La Matinale est allée à la rencontre de Yosef, 27 ans, jeune apprenti d'origine iranienne et directement concerné. Membre de la minorité kurde, il explique avoir été emprisonné et torturé dans son pays pour des motifs politiques. En 2018, il fuit vers la Suisse, où il apprend rapidement l'allemand.

Un an et demi après son arrivée en Suisse, Yosef postule comme apprenti monteur-électricien à Spiez (BE), avec pour objectif de devenir indépendant financièrement. "J'ai fait un premier test durant cinq jours et après j'ai pu signer un contrat. C'était vraiment un très bon moment pour moi".
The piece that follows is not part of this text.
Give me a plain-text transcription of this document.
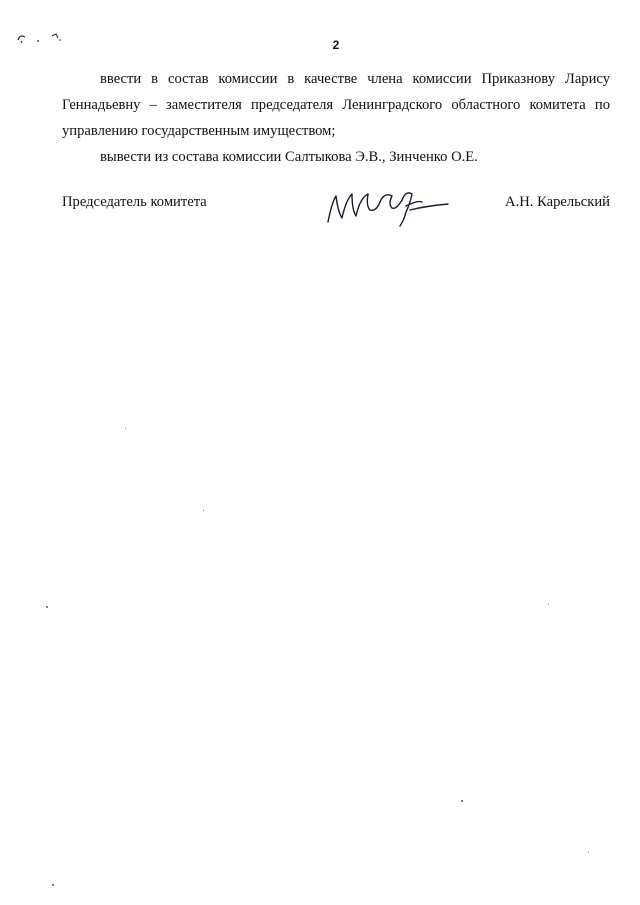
2

ввести в состав комиссии в качестве члена комиссии Приказнову Ларису Геннадьевну – заместителя председателя Ленинградского областного комитета по управлению государственным имуществом;

вывести из состава комиссии Салтыкова Э.В., Зинченко О.Е.

Председатель комитета	А.Н. Карельский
"C'était", précise le jeune Iranien avec regrets, car après un premier refus de la Confédération, juste après avoir débuté sa formation, il a reçu un deuxième rejet il y a quelques jours. Conséquence: en tant que requérant débouté, et en dépit de très bonnes notes, il doit interrompre d'un seul coup sa formation.

"Je trouve effrayant que, d'une certaine manière, une année et demie de ma vie disparaisse. Maintenant je dois aller dans un centre pour requérants d'asile et je ne peux rien faire, je ne peux pas travailler. Je peux simplement toucher l'aide d'urgence, tout sera payé par le canton, même mon logement, alors que je voulais faire quelque chose pour ce pays. C'est clairement une mauvaise situation pour la Suisse, comme pour moi", regrette-t-il.
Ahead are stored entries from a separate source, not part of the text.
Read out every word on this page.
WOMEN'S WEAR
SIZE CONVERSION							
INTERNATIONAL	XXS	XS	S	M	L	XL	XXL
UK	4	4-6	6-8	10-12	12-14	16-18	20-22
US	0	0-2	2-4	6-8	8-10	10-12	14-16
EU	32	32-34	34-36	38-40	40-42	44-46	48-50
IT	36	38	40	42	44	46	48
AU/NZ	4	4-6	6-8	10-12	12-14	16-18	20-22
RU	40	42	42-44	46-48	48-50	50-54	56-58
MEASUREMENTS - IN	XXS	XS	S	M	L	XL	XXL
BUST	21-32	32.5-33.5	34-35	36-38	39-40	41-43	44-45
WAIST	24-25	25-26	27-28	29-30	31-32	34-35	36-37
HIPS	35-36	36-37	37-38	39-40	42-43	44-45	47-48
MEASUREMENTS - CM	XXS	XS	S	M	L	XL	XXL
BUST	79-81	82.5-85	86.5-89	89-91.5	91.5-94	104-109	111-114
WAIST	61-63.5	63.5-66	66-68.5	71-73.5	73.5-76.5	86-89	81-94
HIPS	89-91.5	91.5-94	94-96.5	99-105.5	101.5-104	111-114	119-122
"C'est un non sens économique"

Son patron, Samuel Matzinger, propriétaire d'une PME qui compte une dizaine d'employés, ne comprend pas cette décision: "Tout d'abord, je le regrette pour lui, parce que c'est un si bon gaillard. Et pour notre entreprise aussi, c'est négatif de perdre un apprenti qu'on a formé pendant deux ans. Economiquement, c'est un non sens."

"Nous avons un problème en Suisse, nous n'avons plus de jeunes qui veulent se former aux métiers manuels et c'est donc une absurdité qu'on ne puisse pas employer de telles personnes", constate le chef d'entreprise.

Samuel Matzinger a écrit au Canton de Berne pour que son apprenti puisse finir sa formation. L'école professionnelle dans laquelle étudie Yosef aussi. Mais pour l'instant, aucune solution ne se dégage.

600 cas entre 2018 et 2020?

En Suisse, il n'existe pas de statistiques officielles à ce sujet. Dans le canton de Berne, un recensement mené dans les écoles professionnelles mentionnait 60 cas en 2019. Les organisations non gouvernementales de soutien aux migrants estiment qu'entre 2018 et 2020, il y a eu au moins 600 interruptions d'apprentissage en Suisse.

Dans certains cantons, notamment en Suisse romande, des autorisations au cas par cas sont souvent accordées. Dans d'autres, surtout dans les cantons alémaniques, l'application de la loi est stricte: lors d'une décision de renvoi définitif, l'apprentissage est arrêté en cours de route.

La balle est dans le camp des Etats

Au niveau politique, le Conseil national a désormais accepté deux motions qui demandent - dans les grandes lignes - qu'un requérant débouté puisse rester en Suisse le temps de terminer sa formation en toute légalité, comme en Autriche ou en Bavière.

Néanmoins, le Conseil fédéral s'y oppose. Ce changement irait à l'encontre de l'accélération des procédures d'asile. En outre, une prolongation de séjour est déjà possible lorsque la fin de la formation est proche.

Dans le cas de Yosef, le jeune apprenti monteur-électricien n'en est qu'à la moitié de ses quatre ans d'apprentissage. Ses professeurs assurent qu'il est l'un des meilleurs de sa volée.

Politiquement, la balle est dans le camp du Conseil des Etats. La chambre haute du Parlement avait refusé toute modification de la loi il y a un an. Il se prononcera à nouveau mercredi prochain.